Gabriel Garcia Marquez, Carlos Fuentes And Their Mexican-Jewish Western
Machismo has become a sort of catchall phrase for aggressive masculinity, but its original meaning refers to something more specific, stranger, and more dangerous. It is this latter definition that propels the action of the recently-resurrected 1966 film “Time to Die” that is playing at Film Forum through Thursday, September 21.
I’m not an expert, but I would imagine that one character’s description of his father as “the best with guns, women, and horses,” illustrates that idea rather well. Revealingly, the speaker’s father is long dead, having fallen victim to these proclivities.
The film’s protagonist is his killer, Juan Sayago, who eighteen years ago outdid his skill with guns. Having served his time, he returns to his sleepy, dust-laden hometown to find that the man’s sons intend to make him pay a still greater price. The younger son, Pedro Trueba, seems warmer and more reasonable, preparing for marriage to a local beauty. His brother Julian, however, is monomaniacal in his bloodlust. He maintains ramrod posture and dresses in the anachronistic garb of an autocratic rural don, attempting to goad our hero into challenging him. For his part, Sayago is peaceable and world weary, equally unwilling to flee or fight. “Honor’s not about making boasts,” he tells his oppressor, “and dignity comes only through suffering.”
“Time to Die,” marked the debut of Jewish-Mexican filmmaker Arturo Ripstein, who was a mere 21 years old at the time of its production, kicking off an extraordinarily productive career (Ripstein remains active in his seventies). He had help from a legendary band of collaborators. The script was written by a then obscure Colombian novelist — and occasional film critic — named Gabriel Garcia Marquez, who in turn recruited his pal Carlos Fuentes. Actress Marga López, likely best known for her role in Luis Buñuel’s “Nazarin” (1959), plays the woman our protagonist was engaged to before he was sent away, while Sayago is portrayed by the ideally cast Jorge Martínez de Hoyos.
His hulking frame softened by the years, the kind-eyed Sayago invokes substantial pathos from the moment he appears in frame. In contrast to the violent bluster of the Trueba boys, the man formerly known as “bulletproof Juan Sayago” dons quaint reading glasses and shows off the knitting skills he developed in prison. As the film progresses, details emerge implying that Sayago’s crime may not have been murder, that Trueba the elder waged an extended, psychotic campaign of harassment and provocation.

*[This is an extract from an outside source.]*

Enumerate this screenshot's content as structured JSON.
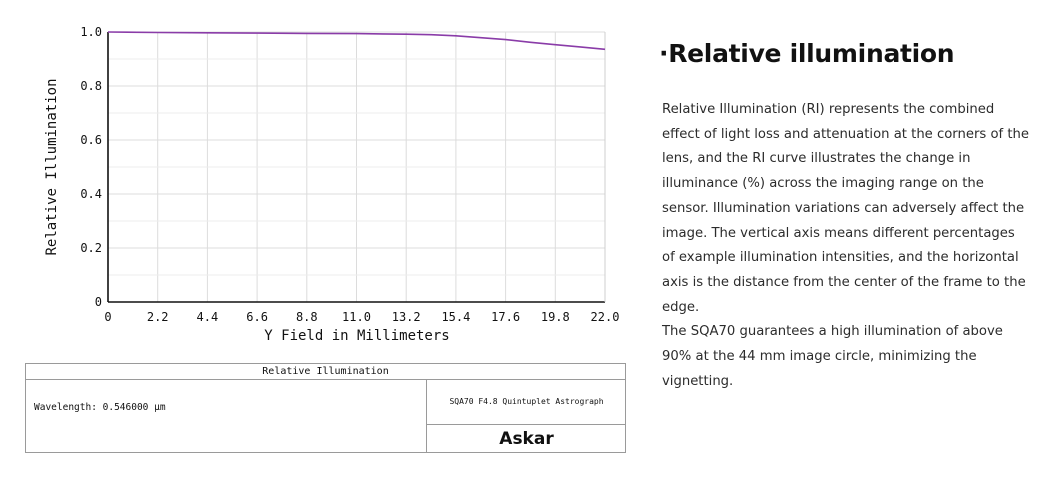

So definitively does the film appear to cast in its lot with wizened experience over hotheaded youth, that it can seem at points like the young filmmaker is trying to compensate for his inexperience by explicitly disavowing it. Yet Marquez’s script — and by extension, Ripstein’s film — gradually becomes more complex. For the most part, the townspeople, from Sayago’s former fiancée to Pedro’s current one, attempt to convince the brothers to give up their quest for vengeance and Sayago to get out of town. Everyone seems to understand that their continued coexistence represents grim inevitability, represented by Marquez’s insistent repetition of the words “jail” and “graveyard,” except for the main characters. After a point, Sayago’s saintly refusal to fight or leave appears radically obstinate, even violent. The echoes of his past become impossible to ignore. After all, it takes two to duel.
As the film progresses, the echoes and motifs of the script begin to dominate both the film and its characters. Ripstein eschews overtly expressive visual flourishes for a pragmatic, inescapable classicism, allowing the characters to move towards their destinies in the sober, unsympathetic light of day. Although firmly ensconced in the conventions and iconography of the western, the fatalism of the story recalls film noir, with Marquez’s script taking a painstaking pleasure in ensnaring the characters within the tendrils of their own pasts.
By its conclusion, we’re dealing with a film in many ways about determinism itself. Like in Greek tragedy, people can accept or fight against their fates, but the result will be the same. It’s there in the title: you can protest all you want, but it won’t make a difference when it’s time to die.